Los bordes del pozo fueron revestidos de blindas de acero. Macizos cilindros de acero termorresistente se iban bajando a él a medida que alimentaba la profundidad. Llegaban ya a un lugar en que la temperatura del pozo subía a los trescientos grados. La temperatura se elevó repentinamente, de un salto, al llegar a los 5.000 metros de profundidad. En lo hondo del pozo perecieron los obreros que trabajaban en aquel turno y se fundieron dos hiperboloides.
Garin estaba descontento. El avance y el remache de los cilindros frenaban el trabajo. Como las paredes del pozo se recalentaban y tenían que refrigerarlas con aire comprimido, al enfriarse formaban ellas mismas una fuerte coraza. Las entibaban en diagonal, con vigas metálicas.

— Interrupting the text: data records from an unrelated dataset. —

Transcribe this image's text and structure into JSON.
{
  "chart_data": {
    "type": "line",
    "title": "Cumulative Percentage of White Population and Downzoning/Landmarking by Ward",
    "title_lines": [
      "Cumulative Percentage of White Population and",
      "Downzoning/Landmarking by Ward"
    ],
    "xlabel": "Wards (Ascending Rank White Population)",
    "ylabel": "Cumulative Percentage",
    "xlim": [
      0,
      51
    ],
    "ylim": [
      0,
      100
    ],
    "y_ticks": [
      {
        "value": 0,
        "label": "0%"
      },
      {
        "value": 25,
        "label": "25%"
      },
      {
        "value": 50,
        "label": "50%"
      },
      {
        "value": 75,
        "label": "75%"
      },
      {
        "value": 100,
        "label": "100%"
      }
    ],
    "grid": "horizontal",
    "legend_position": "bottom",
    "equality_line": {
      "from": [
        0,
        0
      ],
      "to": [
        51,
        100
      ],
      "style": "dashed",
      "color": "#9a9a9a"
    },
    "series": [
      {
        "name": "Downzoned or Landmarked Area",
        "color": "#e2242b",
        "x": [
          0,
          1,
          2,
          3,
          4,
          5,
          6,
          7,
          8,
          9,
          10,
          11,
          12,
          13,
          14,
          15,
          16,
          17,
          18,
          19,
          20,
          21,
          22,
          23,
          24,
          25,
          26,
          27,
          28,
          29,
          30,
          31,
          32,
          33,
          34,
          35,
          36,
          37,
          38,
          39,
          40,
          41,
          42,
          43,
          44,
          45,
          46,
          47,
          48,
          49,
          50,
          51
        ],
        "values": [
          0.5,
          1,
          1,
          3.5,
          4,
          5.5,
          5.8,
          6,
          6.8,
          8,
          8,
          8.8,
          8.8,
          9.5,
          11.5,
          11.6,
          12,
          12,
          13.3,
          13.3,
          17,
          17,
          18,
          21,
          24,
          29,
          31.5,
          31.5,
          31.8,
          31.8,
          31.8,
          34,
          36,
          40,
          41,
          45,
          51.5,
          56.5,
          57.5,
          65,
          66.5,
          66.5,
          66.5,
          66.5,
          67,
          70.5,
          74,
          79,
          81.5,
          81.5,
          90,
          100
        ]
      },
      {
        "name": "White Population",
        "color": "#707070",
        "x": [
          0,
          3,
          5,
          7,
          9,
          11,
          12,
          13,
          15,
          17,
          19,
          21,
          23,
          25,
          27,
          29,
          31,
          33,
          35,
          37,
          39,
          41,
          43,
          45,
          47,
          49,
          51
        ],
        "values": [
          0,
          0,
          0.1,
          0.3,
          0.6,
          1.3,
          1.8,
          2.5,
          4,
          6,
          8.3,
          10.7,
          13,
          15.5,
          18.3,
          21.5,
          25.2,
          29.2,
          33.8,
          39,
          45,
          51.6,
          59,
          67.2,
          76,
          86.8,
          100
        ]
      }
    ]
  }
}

El diámetro de la mina no era muy grande: veinte metros. Había en su interior un complejo sistema de tubos de ventilación, entubaciones, cables, pozos de duroaluminio en cuyo interior se movían los cangilones, una explanada para los motores del elevador y plazoletas para las máquinas de aire líquido y los hiperboloides.
Todo —las jaulas de ascensión, los elevadores y las distintas máquinas— era accionado con electricidad. A los lados del pozo se abrían galerías para las máquinas y para que descansaran los obreros. A fin de descargar de trabajo el pozo principal. Garin abrió otro paralelo, de seis metros de diámetro. Este pozo comunicaba las galerías por medio de ascensores eléctricos, que se movían a la velocidad de un proyectil neumático.
El trabajo más importante, la perforación, se hacía combinando la acción de los rayos de los hiperboloides, del sistema refrigerante de aire líquido y de los elevadores que extraían la roca. Doce hiperboloides de construcción especial, alimentados por arcos voltaicos con carbones de chamonita, perforaban y fundían la roca; chorros de aire líquido la enfriaban instantáneamente. Fraccionándose en pequeñas partículas, la roca iba a parar a los cangilones de los elevadores. La ventilación se llevaba los residuos de la combustión y los vapores.